I imagine more prudent friends who put money by for leaner times might be a bit Hmm at your expectation that they bail you out at their expense.

The very idea that this man is treating the OP badly is ludicrous.

Why do you think your friends owe you a living just because you used to be better off?

It's quite a weird attitude.

kickingKcurlyC · 05/04/2012 15:22

It was kind of your friend to lend you the money. The loss from taking money out of his ISA could exceed £75 if/when interest rates rise.

It's the lender's prerogative to set terms.

Sleepwhenidie · 05/04/2012 15:52

Imagine how the friend would feel if he had an inkling of your attitude OP...no matter what approach you would have taken, YABU. If he knew what you were saying then it would be the kind of experience that puts people off ever lending money to friends.

DH generously lent a very large amount of money to a friend a couple of years ago, which he needed in Canadian $. He didn't ask for interest. The agreed date for repayment came and went and DH repeatedly and very reluctantly had to ask for it back - he said it made him feel like a loan shark, it all got very embarrassing and we knew friend had the cash. That alone was bad enough but at the point the money was about to be returned the exchange rate had moved such that being converted back into £ would make approx 10% gain. DH's "friend" tried to return it in £ original amount, ie keep the 10% profit, rather than return the amount of $ he had received so that DH could benefit from the lucky move in exchange rate...we were just Shock. Never, ever again.
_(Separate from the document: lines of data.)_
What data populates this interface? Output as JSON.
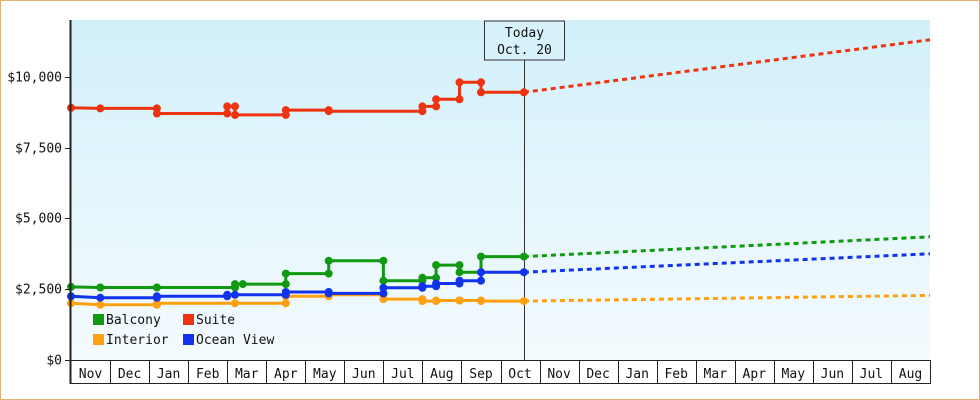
{
  "chart_data": {
    "type": "line",
    "title": "",
    "xlabel": "",
    "ylabel": "",
    "ylim": [
      0,
      12000
    ],
    "y_ticks": [
      0,
      2500,
      5000,
      7500,
      10000
    ],
    "y_tick_labels": [
      "$0",
      "$2,500",
      "$5,000",
      "$7,500",
      "$10,000"
    ],
    "x_domain": [
      0,
      22
    ],
    "month_labels": [
      "Nov",
      "Dec",
      "Jan",
      "Feb",
      "Mar",
      "Apr",
      "May",
      "Jun",
      "Jul",
      "Aug",
      "Sep",
      "Oct",
      "Nov",
      "Dec",
      "Jan",
      "Feb",
      "Mar",
      "Apr",
      "May",
      "Jun",
      "Jul",
      "Aug"
    ],
    "today": {
      "x": 11.6,
      "label_line1": "Today",
      "label_line2": "Oct. 20"
    },
    "grid": false,
    "legend": {
      "placement": "bottom-left"
    },
    "colors": {
      "plot_bg_top": "#d2f0fa",
      "plot_bg_bottom": "#f4fbfe",
      "frame": "#e0b070",
      "axis": "#222222"
    },
    "series": [
      {
        "name": "Balcony",
        "color": "#119911",
        "history": [
          [
            0,
            2580
          ],
          [
            0.75,
            2560
          ],
          [
            2.2,
            2560
          ],
          [
            4.2,
            2560
          ],
          [
            4.2,
            2680
          ],
          [
            4.4,
            2680
          ],
          [
            5.5,
            2680
          ],
          [
            5.5,
            3050
          ],
          [
            6.6,
            3050
          ],
          [
            6.6,
            3500
          ],
          [
            8.0,
            3500
          ],
          [
            8.0,
            2800
          ],
          [
            9.0,
            2800
          ],
          [
            9.0,
            2900
          ],
          [
            9.35,
            2900
          ],
          [
            9.35,
            3350
          ],
          [
            9.95,
            3350
          ],
          [
            9.95,
            3100
          ],
          [
            10.5,
            3100
          ],
          [
            10.5,
            3650
          ],
          [
            11.6,
            3650
          ]
        ],
        "forecast": [
          [
            11.6,
            3650
          ],
          [
            22,
            4350
          ]
        ]
      },
      {
        "name": "Suite",
        "color": "#ee3311",
        "history": [
          [
            0,
            8900
          ],
          [
            0.75,
            8880
          ],
          [
            2.2,
            8880
          ],
          [
            2.2,
            8700
          ],
          [
            4.0,
            8700
          ],
          [
            4.0,
            8950
          ],
          [
            4.2,
            8950
          ],
          [
            4.2,
            8650
          ],
          [
            5.5,
            8650
          ],
          [
            5.5,
            8820
          ],
          [
            6.6,
            8820
          ],
          [
            6.6,
            8780
          ],
          [
            9.0,
            8780
          ],
          [
            9.0,
            8950
          ],
          [
            9.35,
            8950
          ],
          [
            9.35,
            9200
          ],
          [
            9.95,
            9200
          ],
          [
            9.95,
            9800
          ],
          [
            10.5,
            9800
          ],
          [
            10.5,
            9450
          ],
          [
            11.6,
            9450
          ]
        ],
        "forecast": [
          [
            11.6,
            9450
          ],
          [
            22,
            11300
          ]
        ]
      },
      {
        "name": "Interior",
        "color": "#ffa010",
        "history": [
          [
            0,
            2000
          ],
          [
            0.75,
            1950
          ],
          [
            2.2,
            1950
          ],
          [
            2.2,
            2000
          ],
          [
            4.2,
            2000
          ],
          [
            5.5,
            2000
          ],
          [
            5.5,
            2250
          ],
          [
            6.6,
            2250
          ],
          [
            6.6,
            2300
          ],
          [
            8.0,
            2300
          ],
          [
            8.0,
            2150
          ],
          [
            9.0,
            2150
          ],
          [
            9.0,
            2080
          ],
          [
            9.35,
            2080
          ],
          [
            9.35,
            2100
          ],
          [
            9.95,
            2100
          ],
          [
            9.95,
            2100
          ],
          [
            10.5,
            2100
          ],
          [
            10.5,
            2080
          ],
          [
            11.6,
            2080
          ]
        ],
        "forecast": [
          [
            11.6,
            2080
          ],
          [
            22,
            2280
          ]
        ]
      },
      {
        "name": "Ocean View",
        "color": "#1133ee",
        "history": [
          [
            0,
            2250
          ],
          [
            0.75,
            2200
          ],
          [
            2.2,
            2200
          ],
          [
            2.2,
            2250
          ],
          [
            4.0,
            2250
          ],
          [
            4.0,
            2300
          ],
          [
            4.2,
            2300
          ],
          [
            5.5,
            2300
          ],
          [
            5.5,
            2400
          ],
          [
            6.6,
            2400
          ],
          [
            6.6,
            2350
          ],
          [
            8.0,
            2350
          ],
          [
            8.0,
            2550
          ],
          [
            9.0,
            2550
          ],
          [
            9.0,
            2600
          ],
          [
            9.35,
            2600
          ],
          [
            9.35,
            2700
          ],
          [
            9.95,
            2700
          ],
          [
            9.95,
            2800
          ],
          [
            10.5,
            2800
          ],
          [
            10.5,
            3100
          ],
          [
            11.6,
            3100
          ]
        ],
        "forecast": [
          [
            11.6,
            3100
          ],
          [
            22,
            3750
          ]
        ]
      }
    ]
  }
}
theonewiththenoisychild · 05/04/2012 19:26

If he was lending you £50 out of his bank account or even the £1000 out of a bank account which doesn't loose much interest or have a penalty attached maybe just maybe you'd have a point but with an isa its different. I dont pretend to know anything about isas but if he is the kind of mate to lend a mate a grand im sure he isnt being underhand about anything

mercibucket · 05/04/2012 19:57

Wow
Well,op, you have made me decide never to bother lending large (to me) sums of money to anyone
I would be mortified to think I was being slated online for asking for my costs to be covered
I'm pretty shocked
How does your 'friend' even know you will pay it back? They are taking a risk of losing their money - not doorstep lending (they would make sure you paid up)
I'm glad you've changed your mind during the thread but I am going to file this away mentally for future reference

MrsTerryPratchett · 05/04/2012 20:04

If someone had to borrow money on a credit card to help you out, and it was going to cost them 75 pounds to do it, would you then think they should cover that cost? Because it is the same thing.